Elad Pticha
Oreen Livni
As the adoption of CI/CD practices continues to grow, securing these pipelines has become increasingly important. However, identifying vulnerabilities in CI/CD pipelines can be daunting, especially at scale. In this talk, we present our tooling, which we intend to release as open-source software to the public that helped us uncover hundreds of vulnerabilities in popular open-source projects' CI/CD pipelines.
RAVEN (Risk Analysis and Vulnerability Enumeration for CI/CD) is a powerful security tool designed to perform massive scans for GitHub Actions CI workflows and digest the discovered data into a Neo4j database.
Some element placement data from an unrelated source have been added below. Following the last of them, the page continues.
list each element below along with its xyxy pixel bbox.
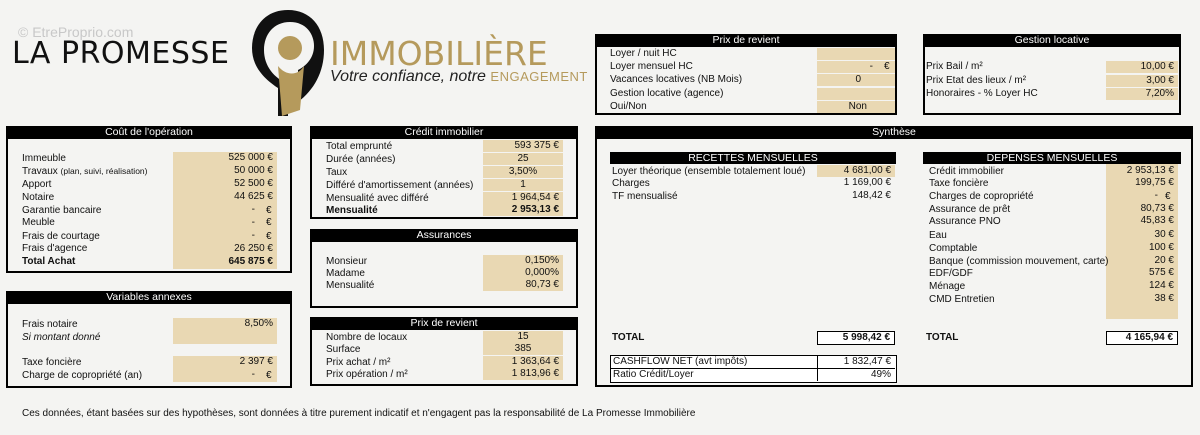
disclaimer-footer: Ces données, étant basées sur des hypothèses, sont données à titre purement indicatif et n'engagent pas la responsabilité de La Promesse Immobilière: [22, 408, 696, 419]
gl-label-0: Prix Bail / m²: [926, 61, 983, 72]
pr-top-label-0: Loyer / nuit HC: [610, 48, 677, 59]
co-value-6: -: [173, 230, 277, 243]
dep-value-1: 199,75 €: [1135, 177, 1174, 188]
credit-header: Crédit immobilier: [310, 126, 578, 139]
pr-top-label-2: Vacances locatives (NB Mois): [610, 74, 743, 85]
prix-revient-bottom-header: Prix de revient: [310, 317, 578, 330]
co-value-1: 50 000 €: [173, 165, 277, 178]
dep-value-3: 80,73 €: [1140, 203, 1174, 214]
depenses-header: DEPENSES MENSUELLES: [923, 152, 1181, 164]
co-unit-5: €: [266, 217, 272, 228]
co-total-label: Total Achat: [22, 256, 76, 267]
cr-value-4: 1 964,54 €: [483, 192, 563, 204]
co-value-7: 26 250 €: [173, 243, 277, 256]
as-value-0: 0,150%: [483, 255, 563, 267]
cr-value-0: 593 375 €: [483, 140, 563, 152]
rec-label-0: Loyer théorique (ensemble totalement loué): [612, 166, 806, 177]
rec-value-1: 1 169,00 €: [843, 177, 891, 188]
logo-promesse: PROMESSE: [60, 36, 230, 71]
dep-label-3: Assurance de prêt: [929, 204, 1011, 215]
dep-label-8: EDF/GDF: [929, 268, 973, 279]
dep-total-label: TOTAL: [926, 332, 959, 343]
dep-label-5: Eau: [929, 230, 947, 241]
co-total-value: 645 875 €: [173, 256, 277, 269]
va-value-2: 2 397 €: [173, 356, 277, 369]
dep-label-2: Charges de copropriété: [929, 191, 1034, 202]
co-label-3: Notaire: [22, 192, 55, 203]
variables-header: Variables annexes: [6, 291, 292, 304]
dep-label-6: Comptable: [929, 243, 978, 254]
co-value-5: -: [173, 217, 277, 230]
pr-top-label-1: Loyer mensuel HC: [610, 61, 693, 72]
va-label-2: Taxe foncière: [22, 357, 82, 368]
va-value-3: -: [173, 369, 277, 382]
co-label-1: [22, 166, 147, 177]
dep-value-7: 20 €: [1154, 255, 1174, 266]
va-label-0: Frais notaire: [22, 319, 78, 330]
tagline-accent: ENGAGEMENT: [490, 69, 588, 84]
gl-label-2: Honoraires - % Loyer HC: [926, 88, 1038, 99]
co-label-1-detail: (plan, suivi, réalisation): [60, 166, 148, 176]
prix-revient-top-header: Prix de revient: [595, 34, 897, 47]
prb-value-2: 1 363,64 €: [483, 356, 563, 368]
dep-label-4: Assurance PNO: [929, 216, 1001, 227]
as-value-2: 80,73 €: [483, 279, 563, 291]
rec-value-2: 148,42 €: [852, 190, 891, 201]
pr-top-value-2: 0: [817, 74, 895, 86]
dep-label-1: Taxe foncière: [929, 178, 989, 189]
co-value-0: 525 000 €: [173, 152, 277, 165]
cr-value-1: 25: [483, 153, 563, 165]
co-unit-4: €: [266, 205, 272, 216]
co-label-7: Frais d'agence: [22, 243, 88, 254]
co-value-4: -: [173, 204, 277, 217]
recettes-header: RECETTES MENSUELLES: [610, 152, 896, 164]
cr-label-1: Durée (années): [326, 154, 396, 165]
prb-value-3: 1 813,96 €: [483, 368, 563, 380]
synthese-header: Synthèse: [595, 126, 1193, 139]
dep-label-0: Crédit immobilier: [929, 166, 1005, 177]
prb-value-1: 385: [483, 343, 563, 355]
cr-label-2: Taux: [326, 167, 348, 178]
va-value-0: 8,50%: [173, 318, 277, 331]
co-label-1-main: Travaux: [22, 166, 58, 177]
ratio-value: 49%: [870, 369, 891, 380]
as-value-1: 0,000%: [483, 267, 563, 279]
pr-top-value-3: [817, 88, 895, 100]
as-label-2: Mensualité: [326, 280, 375, 291]
logo-tagline: [330, 68, 588, 86]
cashflow-label: CASHFLOW NET (avt impôts): [613, 356, 748, 367]
prb-value-0: 15: [483, 331, 563, 343]
cr-value-3: 1: [483, 179, 563, 191]
gl-value-2: 7,20%: [1106, 88, 1178, 100]
co-label-0: Immeuble: [22, 153, 66, 164]
dep-total-value: 4 165,94 €: [1106, 331, 1178, 345]
gestion-locative-header: Gestion locative: [923, 34, 1181, 47]
co-label-4: Garantie bancaire: [22, 205, 102, 216]
rec-value-0: 4 681,00 €: [817, 165, 895, 177]
ratio-label: Ratio Crédit/Loyer: [613, 369, 694, 380]
cr-total-value: 2 953,13 €: [483, 204, 563, 216]
dep-label-9: Ménage: [929, 281, 966, 292]
dep-value-8: 575 €: [1148, 267, 1174, 278]
logo-immobiliere: IMMOBILIÈRE: [330, 34, 548, 73]
va-value-1: [173, 331, 277, 344]
cout-operation-header: Coût de l'opération: [6, 126, 292, 139]
pr-top-value-1: -: [817, 61, 895, 73]
prb-label-3: Prix opération / m²: [326, 369, 408, 380]
dep-value-2: -: [1154, 190, 1158, 201]
dep-value-10: 38 €: [1154, 293, 1174, 304]
dep-value-4: 45,83 €: [1140, 215, 1174, 226]
pr-top-value-0: [817, 48, 895, 60]
co-unit-6: €: [266, 231, 272, 242]
dep-value-5: 30 €: [1154, 229, 1174, 240]
logo-text-la: [12, 36, 229, 71]
prb-label-0: Nombre de locaux: [326, 332, 408, 343]
cashflow-value: 1 832,47 €: [843, 356, 891, 367]
rec-label-1: Charges: [612, 178, 650, 189]
va-unit-3: €: [266, 370, 272, 381]
cr-label-0: Total emprunté: [326, 141, 393, 152]
tagline-text: Votre confiance, notre: [330, 68, 486, 85]
dep-value-6: 100 €: [1148, 242, 1174, 253]
cr-value-2: 3,50%: [483, 166, 563, 178]
prb-label-2: Prix achat / m²: [326, 357, 391, 368]
cr-label-3: Différé d'amortissement (années): [326, 180, 474, 191]
dep-label-10: CMD Entretien: [929, 294, 995, 305]
prb-label-1: Surface: [326, 344, 361, 355]
va-label-3: Charge de copropriété (an): [22, 370, 143, 381]
va-label-1: Si montant donné: [22, 332, 101, 343]
dep-unit-2: €: [1165, 191, 1171, 202]
co-value-3: 44 625 €: [173, 191, 277, 204]
gl-value-1: 3,00 €: [1106, 75, 1178, 87]
co-label-6: Frais de courtage: [22, 231, 100, 242]
dep-value-0: 2 953,13 €: [1126, 165, 1174, 176]
cr-label-4: Mensualité avec différé: [326, 193, 429, 204]
as-label-1: Madame: [326, 268, 365, 279]
assurances-header: Assurances: [310, 229, 578, 242]
rec-label-2: TF mensualisé: [612, 191, 678, 202]
rec-total-value: 5 998,42 €: [817, 331, 895, 345]
pr-top-label-3: Gestion locative (agence): [610, 88, 724, 99]
as-label-0: Monsieur: [326, 256, 368, 267]
cr-total-label: Mensualité: [326, 205, 378, 216]
watermark: © EtreProprio.com: [18, 24, 134, 40]
dep-value-9: 124 €: [1148, 280, 1174, 291]
pr-top-unit-1: €: [884, 61, 890, 72]
gl-label-1: Prix Etat des lieux / m²: [926, 75, 1027, 86]
pr-top-label-4: Oui/Non: [610, 101, 647, 112]
logo-la: LA: [12, 36, 51, 71]
co-label-5: Meuble: [22, 217, 55, 228]
co-label-2: Apport: [22, 179, 52, 190]
pr-top-value-4: Non: [817, 101, 895, 113]
keyhole-pin-icon: [248, 6, 328, 118]
co-value-2: 52 500 €: [173, 178, 277, 191]
gl-value-0: 10,00 €: [1106, 61, 1178, 73]
dep-label-7: Banque (commission mouvement, carte): [929, 256, 1109, 267]
rec-total-label: TOTAL: [612, 332, 645, 343]
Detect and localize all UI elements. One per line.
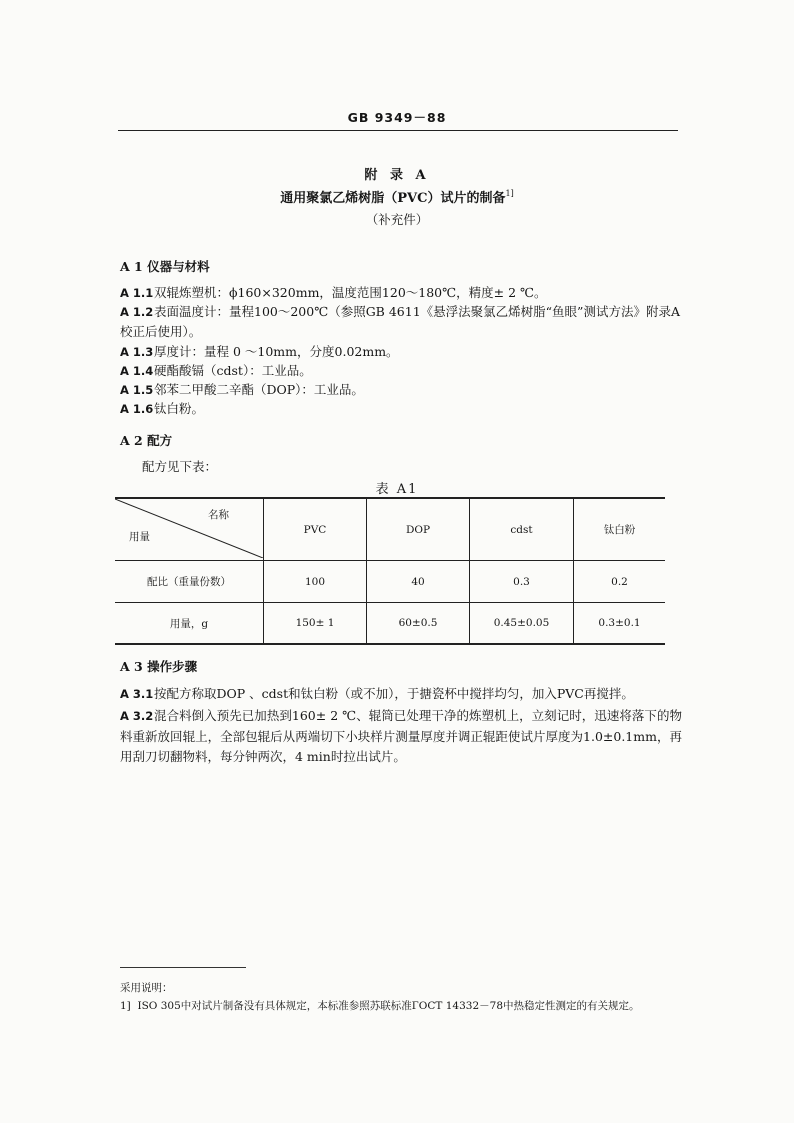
table-row xyxy=(115,561,665,603)
item-text: 厚度计：量程 0 ～10mm，分度0.02mm。 xyxy=(154,344,399,359)
footnote-mark: 1] xyxy=(120,1000,131,1012)
diagonal-header-cell xyxy=(115,498,264,561)
item-number: A 1.6 xyxy=(120,402,154,416)
paragraph-a3-1 xyxy=(120,684,682,705)
appendix-type: （补充件） xyxy=(365,212,429,227)
row-label: 用量，g xyxy=(169,617,209,630)
column-header: cdst xyxy=(470,498,574,561)
table-row xyxy=(115,603,665,645)
diag-label-amount: 用量 xyxy=(129,531,150,543)
footnote-text: ISO 305中对试片制备没有具体规定，本标准参照苏联标准ГОСТ 14332－78中热稳定性测定的有关规定。 xyxy=(137,1000,640,1012)
footnote xyxy=(120,998,640,1013)
item-a1-3 xyxy=(120,342,680,362)
item-text: 邻苯二甲酸二辛酯（DOP）：工业品。 xyxy=(154,382,364,397)
footnote-rule xyxy=(120,967,246,968)
item-a1-6 xyxy=(120,399,680,419)
paragraph-text: 按配方称取DOP 、cdst和钛白粉（或不加），于搪瓷杯中搅拌均匀，加入PVC再搅拌。 xyxy=(154,686,634,701)
diag-label-name: 名称 xyxy=(208,509,229,521)
table-header-row xyxy=(115,498,665,561)
item-a1-2 xyxy=(120,302,682,342)
item-a1-1 xyxy=(120,283,680,303)
paragraph-number: A 3.2 xyxy=(120,709,154,723)
table-cell: 0.3 xyxy=(470,561,574,603)
document-title xyxy=(0,187,794,206)
paragraph-a3-2 xyxy=(120,706,682,768)
table-cell: 0.3±0.1 xyxy=(574,603,666,645)
table-cell: 150± 1 xyxy=(264,603,367,645)
column-header: 钛白粉 xyxy=(574,498,666,561)
table-cell: 60±0.5 xyxy=(367,603,470,645)
header-rule xyxy=(118,130,678,131)
title-text: 通用聚氯乙烯树脂（PVC）试片的制备 xyxy=(280,191,506,206)
title-note-mark: 1] xyxy=(505,189,514,198)
item-a1-4 xyxy=(120,361,680,381)
appendix-label: 附 录 A xyxy=(364,168,430,183)
footnote-label: 采用说明： xyxy=(120,982,173,994)
item-number: A 1.4 xyxy=(120,364,154,378)
row-label: 配比（重量份数） xyxy=(115,561,264,603)
column-header: DOP xyxy=(367,498,470,561)
item-number: A 1.5 xyxy=(120,383,154,397)
table-cell: 0.2 xyxy=(574,561,666,603)
formula-table xyxy=(115,497,665,645)
item-text: 硬酯酸镉（cdst）：工业品。 xyxy=(154,363,312,378)
paragraph-number: A 3.1 xyxy=(120,687,154,701)
item-number: A 1.2 xyxy=(120,305,154,319)
table-cell: 0.45±0.05 xyxy=(470,603,574,645)
section-a2-heading: A 2 配方 xyxy=(120,433,173,448)
item-text: 钛白粉。 xyxy=(154,401,205,416)
table-cell: 100 xyxy=(264,561,367,603)
table-cell: 40 xyxy=(367,561,470,603)
item-text: 表面温度计：量程100～200℃（参照GB 4611《悬浮法聚氯乙烯树脂“鱼眼”测试方法》附录A校正后使用）。 xyxy=(120,304,680,339)
section-a3-heading: A 3 操作步骤 xyxy=(120,659,198,674)
column-header: PVC xyxy=(264,498,367,561)
item-number: A 1.1 xyxy=(120,286,154,300)
section-a1-heading: A 1 仪器与材料 xyxy=(120,259,210,274)
paragraph-text: 混合料倒入预先已加热到160± 2 ℃、辊筒已处理干净的炼塑机上，立刻记时，迅速将落下的物料重新放回辊上，全部包辊后从两端切下小块样片测量厚度并调正辊距使试片厚度为1.0±0.1mm，再用刮刀切翻物料，每分钟两次，4 min时拉出试片。 xyxy=(120,708,682,764)
item-a1-5 xyxy=(120,380,680,400)
header-code: GB 9349－88 xyxy=(347,110,447,125)
item-number: A 1.3 xyxy=(120,345,154,359)
item-text: 双辊炼塑机：ϕ160×320mm，温度范围120～180℃，精度± 2 ℃。 xyxy=(154,285,547,300)
table-intro: 配方见下表： xyxy=(142,459,218,474)
table-caption: 表 A1 xyxy=(375,482,419,497)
With RAVEN, we were able to identify and address potential security vulnerabilities in some of the most popular repositories hosted on GitHub, including FreeCodeCamp, Fluent UI by Microsoft, and much more. This tool provides a reliable and scalable solution for security analysis, enabling users to query the database and gain insights about their codebase's security posture
Elad Pticha
Security Researcher
Elad is a passionate security researcher with a focus on software supply chain and web application security. He dedicates his time to writing security research tools and finding vulnerabilities across a broad spectrum, from open-source projects and web applications to IoT devices and pretty much anything with an IP address.
Oreen Livni
Security Researcher at Cycode
Oreen Livni is a passionate security researcher specializing in application and supply chain security, Domain, and networking. With a focus on software supply chain vulnerabilities. Alongside his professional commitments, he immerses himself in art, gardening, and the world of surfing, always seeking new experiences. With an unwavering commitment to staying updated on the latest security trends, he embraces new challenges and strives to make a difference in the cybersecurity landscape.